Moon Gang-tae est un aide-soignant modèle dans les hôpitaux psychiatriques dans lesquels il travaille. Pourtant, le jeune homme ne reste à chaque fois qu’un an, pour recommencer sa vie ailleurs avec son frère aîné Sang-tae, souffrant d’une forme d’autisme. Un jour, il croise la route de Ko Mun-yeong, une auteure à succès redoutable qui ne semble exprimer aucune émotion. Après leur rencontre pour le moins mouvementée, tous deux ne vont cesser de se recroiser, commençant ainsi une jolie et parfois dramatique histoire pleine de rebondissements.

Souviens-toi et accepte

It’s Okay to Not Be Okay démarre sur les chapeaux de roue avec, d’emblée, une très belle scène introductive sous forme d’animation, qui n’est pas sans faire penser à l’univers de Tim Burton. Et cette ambiance à la fois enfantine et sombre, caractéristique du réalisateur américain, on la retrouve tout au long du drama, qui joue sur l’opposition lumière / obscurité. La série prend la forme d’un conte de fées au ton parfois dramatique, sur fond de réalité. Le personnage principal féminin, Ko Mun-yeong, étant elle-même une auteure de contes pour enfants, le drama s’appuie énormément dessus pour délivrer de nombreux messages, et ce, davantage ciblés pour un public adulte. Par ailleurs, pour une fois, l’héroïne n’est ni gentille ni bienveillante, bien au contraire. Souffrant d’un trouble de la personnalité, antisociale, elle ne mâche pas ses mots, et fait comme bon lui chante. Si son comportement peut rebuter les spectateurs, il faut s’accrocher au drama, puisqu’évidemment, sous sa carapace de fer se cache un côté vulnérable digne d’intérêt.
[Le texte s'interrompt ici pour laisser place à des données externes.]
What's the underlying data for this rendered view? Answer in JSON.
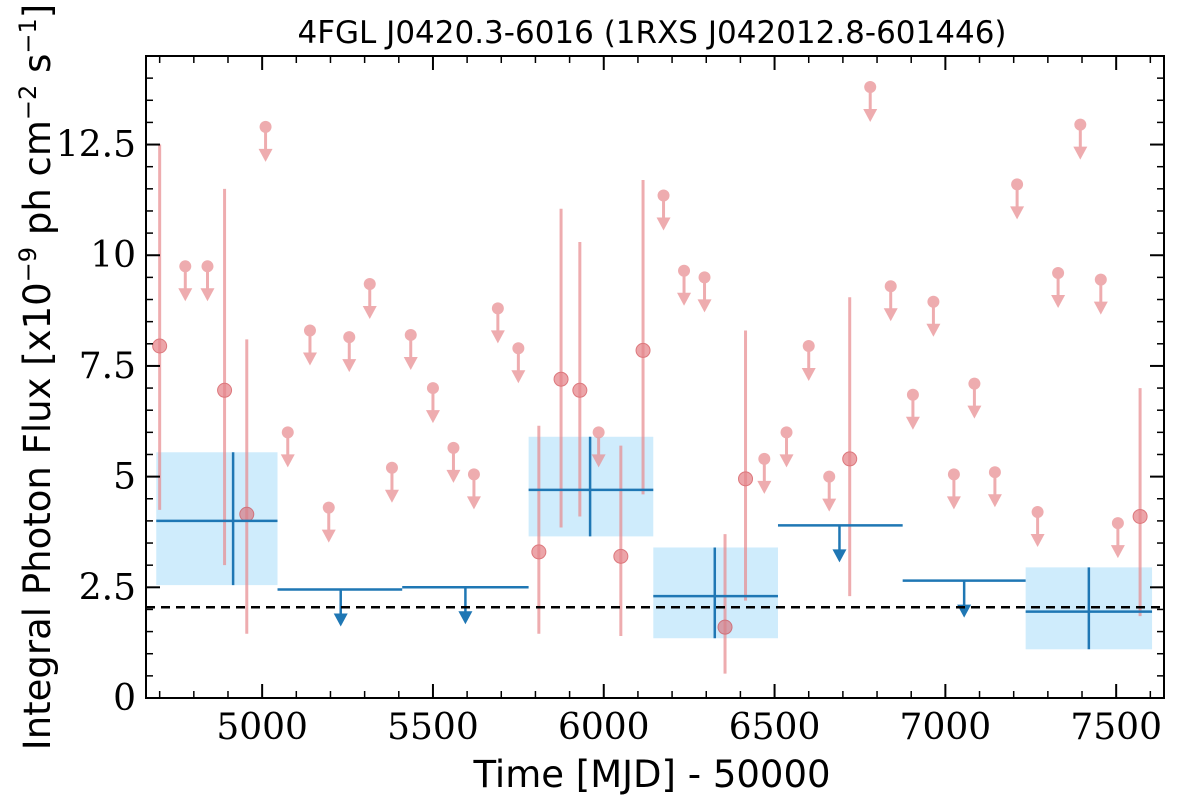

Moon Gang-tae, le personnage principal masculin, à l’inverse, est quelqu’un de lumineux, attentionné et fait preuve de beaucoup d’empathie, du moins en surface. Car, comme tout individu, le jeune homme a ses démons. La série s’assure de mettre en évidence cette dualité dans le comportement de ses nombreux personnages.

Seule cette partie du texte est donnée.